- Sire: Unbridled's Song
- Grandsire: Unbridled
- Dam: Summer Raven
- Damsire: Summer Squall
- Sex: Colt
- Foaled: 2007
- Country: United States
- Colour: Gray
- Breeder: Fox Hill Farms (Rick Porter)
- Owner: Fox Hill Farms
- Trainer: Tony Dutrow
- Record: 11: 4-1-3
- Earnings: $273,365

Major wins
- Holy Bull Stakes (2010) Curlin Stakes (2010)

= Winslow Homer (horse) =

American-bred Thoroughbred racehorse

Winslow Homer (foaled January 30, 2007) is an American thoroughbred racehorse best known for winning the 2010 Holy Bull Stakes.

== Background ==
Bred in Kentucky by Overbrook Farm, Winslow Homer is a gray horse with three white socks and a white blaze. He was sired by Unbridled's Song, the sire of many notable horses such as Arrogate, Will Take Charge, and Forever Unbridled.
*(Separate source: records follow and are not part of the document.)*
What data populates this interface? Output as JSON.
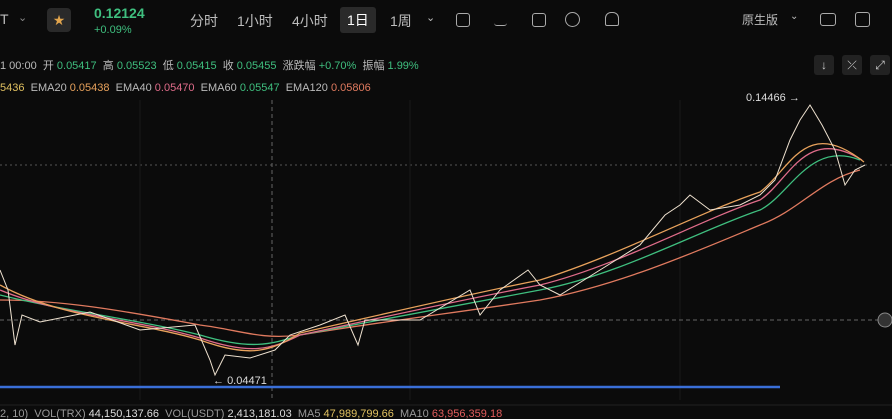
{
  "toolbar": {
    "symbol": "T",
    "price": "0.12124",
    "change": "+0.09%",
    "intervals": [
      "分时",
      "1小时",
      "4小时",
      "1日",
      "1周"
    ],
    "mode": "原生版"
  },
  "ohlc": {
    "time": "1 00:00",
    "open_label": "开",
    "open": "0.05417",
    "high_label": "高",
    "high": "0.05523",
    "low_label": "低",
    "low": "0.05415",
    "close_label": "收",
    "close": "0.05455",
    "change_label": "涨跌幅",
    "change": "+0.70%",
    "amplitude_label": "振幅",
    "amplitude": "1.99%"
  },
  "ema": {
    "first": "5436",
    "items": [
      {
        "name": "EMA20",
        "value": "0.05438"
      },
      {
        "name": "EMA40",
        "value": "0.05470"
      },
      {
        "name": "EMA60",
        "value": "0.05547"
      },
      {
        "name": "EMA120",
        "value": "0.05806"
      }
    ]
  },
  "annotations": {
    "high": "0.14466",
    "low": "0.04471"
  },
  "volume": {
    "prefix": "2, 10)",
    "items": [
      {
        "name": "VOL(TRX)",
        "value": "44,150,137.66"
      },
      {
        "name": "VOL(USDT)",
        "value": "2,413,181.03"
      },
      {
        "name": "MA5",
        "value": "47,989,799.66"
      },
      {
        "name": "MA10",
        "value": "63,956,359.18"
      }
    ]
  }
}
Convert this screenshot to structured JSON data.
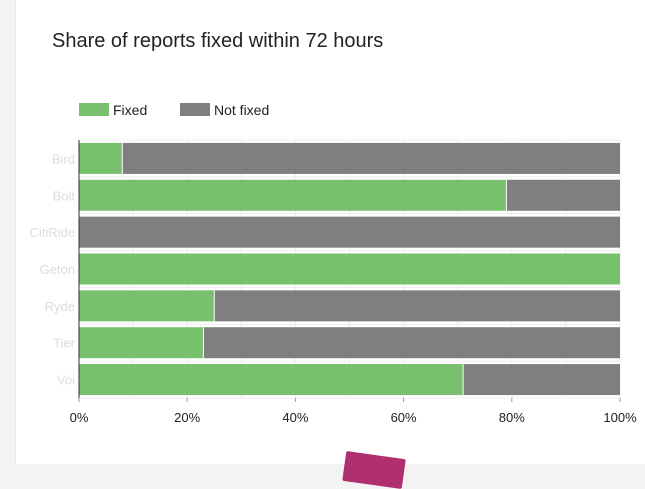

His dam, Summer Raven, won the Tempted Stakes as a juvenile and placed in two other stakes.

Winslow Homer is a half-brother to multiple Gr.II winner Lewis Bay and full brother to General George Handicap winner Misconnect.

Rick Porter, under his banner Fox Hill Farm, purchased Winslow Homer for $310,000 at the 2008 Keeneland September Yearling Sale. He was the highest-priced yearling of his class by his stallion. Named for the artist, Winslow Homer was trained by Anthony W. Dutrow.

== Racing career ==
Winslow Homer made his racing debut on July 28, 2009, in a maiden race at Delaware Park, finishing third by a neck. He broke his maiden next out in a maiden race at Saratoga, and won again at Philadelphia Park in an allowance by a 12 ½ length margin.

Winslow Homer made his first start as a sophomore in the Holy Bull Stakes, a race that was both his stakes and graded stakes debut. Breaking from the 6 starting gate at odds of 7-2, Winslow Homer won the race by a length over Jackson Bend. His final time was 1:35.97. After his win, Winslow Homer was considered an early favorite for the Kentucky Derby, but was sidelined with a stress fracture and did not make the race. He didn't race again until June, when he finished third in the Iowa Derby behind Concord Point and Thiskyhasnolimit. The colt next won the listed Curlin Stakes at Saratoga by 9 lengths in what was the final win of his career. After the Curlin Stakes, Winslow Homer was sidelined again with a colyndar fracture in his left foreleg.

Winslow Homer returned the next year in March, contesting the 2011 Razorback Handicap as the 9-5 favorite. Winslow Homer trailed towards the end of the field for most of the race, before moving up to fourth at the top of the stretch. Winslow Homer did not hold long and he faded back into 6th place. He fared much better next-out in the Oaklawn Handicap, finishing third. He did not race again until October, finishing second and fifth in two allowance races. He did not race

Winslow Homer was again sidelined and did not race in 2012. He made his final start in September 2013 in the listed Super Stakes at Tampa Bay Downs, finishing fourth. He was retired afterwards with a race record of 11: 4-1-3 and earnings of $273,365.

== Retirement and Stud Career ==
Winslow Homer was retired to Brent and Crystal Fernung's Journeyman Stud in Ocala, Florida. His stud fee for his first year as a stallion was $5,000.

Winslow Homer's first winner came on July 1, 2017, when filly Cloe Raven won a maiden race at Louisiana Downs. Cloe Raven was the favorite for the race, and won by over 6 lengths in gate-to-wire fashion.